Когда б во мне надежда тлела Хоть редко, хоть в неделю раз, Но в «Зималетто» видеть вас, Чтоб только слышать ваши речи, А повезет – обнять за плечи, А если б не мешал никто, Я подавал бы вам пальто, Хоть снять его всегда стремился… Но здесь я, кажется, забылся. Предвижу ваше возмущенье, Хотел бы лишь – прошу прощенья! - Вам слово молвить, и потом Все думать, думать об одном И день и ночь до новой встречи! Тогда бы я не написал Вам этого письма, смолчал! Я б напивался бы и дрался, Один на пятерых кидался, Бомбил таксистом по ночам, Служа гостям и москвичам, Потом бы шел к невесте спать – Прям в сюртуке ложась в кровать.

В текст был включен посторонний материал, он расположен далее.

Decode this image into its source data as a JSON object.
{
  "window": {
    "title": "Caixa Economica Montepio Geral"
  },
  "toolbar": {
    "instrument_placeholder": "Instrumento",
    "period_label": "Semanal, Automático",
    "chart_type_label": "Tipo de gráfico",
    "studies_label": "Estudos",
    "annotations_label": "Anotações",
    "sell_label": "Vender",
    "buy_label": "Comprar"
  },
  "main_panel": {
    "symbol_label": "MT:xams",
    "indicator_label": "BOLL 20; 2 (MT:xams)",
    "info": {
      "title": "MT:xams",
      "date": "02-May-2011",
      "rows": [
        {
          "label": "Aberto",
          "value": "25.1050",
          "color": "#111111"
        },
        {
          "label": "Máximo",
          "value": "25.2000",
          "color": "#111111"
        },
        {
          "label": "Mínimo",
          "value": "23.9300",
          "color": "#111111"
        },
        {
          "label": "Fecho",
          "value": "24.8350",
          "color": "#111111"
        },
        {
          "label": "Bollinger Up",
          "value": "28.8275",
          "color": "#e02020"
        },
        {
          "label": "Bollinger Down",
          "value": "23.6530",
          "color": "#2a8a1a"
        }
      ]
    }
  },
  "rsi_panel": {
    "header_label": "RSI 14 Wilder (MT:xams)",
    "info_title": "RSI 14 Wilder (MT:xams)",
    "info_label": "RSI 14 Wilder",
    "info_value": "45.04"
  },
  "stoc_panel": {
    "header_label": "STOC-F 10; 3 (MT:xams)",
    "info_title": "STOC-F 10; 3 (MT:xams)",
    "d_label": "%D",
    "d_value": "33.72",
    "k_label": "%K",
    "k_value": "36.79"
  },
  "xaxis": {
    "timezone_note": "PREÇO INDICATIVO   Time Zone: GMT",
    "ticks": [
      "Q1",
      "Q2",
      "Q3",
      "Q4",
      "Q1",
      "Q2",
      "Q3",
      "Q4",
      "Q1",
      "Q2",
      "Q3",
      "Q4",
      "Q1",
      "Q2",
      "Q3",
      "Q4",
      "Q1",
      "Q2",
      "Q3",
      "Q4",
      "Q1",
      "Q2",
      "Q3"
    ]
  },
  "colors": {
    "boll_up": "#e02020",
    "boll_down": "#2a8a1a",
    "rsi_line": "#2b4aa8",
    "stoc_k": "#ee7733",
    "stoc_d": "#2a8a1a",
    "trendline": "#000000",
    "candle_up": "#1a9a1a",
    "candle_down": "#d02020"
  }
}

Но, говорят, наряды вас Не трогают, да в стиле Милко! Вы гастрономией сейчас Увлечены: ножи да вилки У вас одни лишь на уме И счастливы вы тем вполне. А мы… рискнем полезть навряд С корытом да в кастрюльный ряд.
Зачем вы посетили нас? В работе и в увеселеньи Я никогда не знал бы вас, Не знал бы горького мученья! Натуры опытной волненья Виагрой длили бы (как знать?), Годам к семидесьти мы с другом Пройдя по рыбкам сотым кругом, Мы новый начали б опять!
Мои слова вам будут внове: Не отдавать ни сердца я, Ни почки, и ни литра крови, Не собирался, вот моя Была позиция до встречи С такой как вы, о, Катерина! Теперь забыты эти речи: Вот горькая моя судьбина! Я вам одной отдать хочу И кровь, и сердце, и мочу, Слизь, ликвор и кишечный сок, Пусть хоть бы я совсем иссох! Вы ж полагаете, наверно, Что я – наполовину - сперма, На четверть - виски, остальное – зло, Вам вляпаться в меня не повезло. Увы, то не портрет – автопортрет, Я сам его писал, иных виновных нет. И как теперь мне оправдаться, Что стал уже давно перерождаться? Был плесенью, добро я не ценил, Теперь же я почти пенициллин! И это все благодаря тебе, Полезной и питательной среде!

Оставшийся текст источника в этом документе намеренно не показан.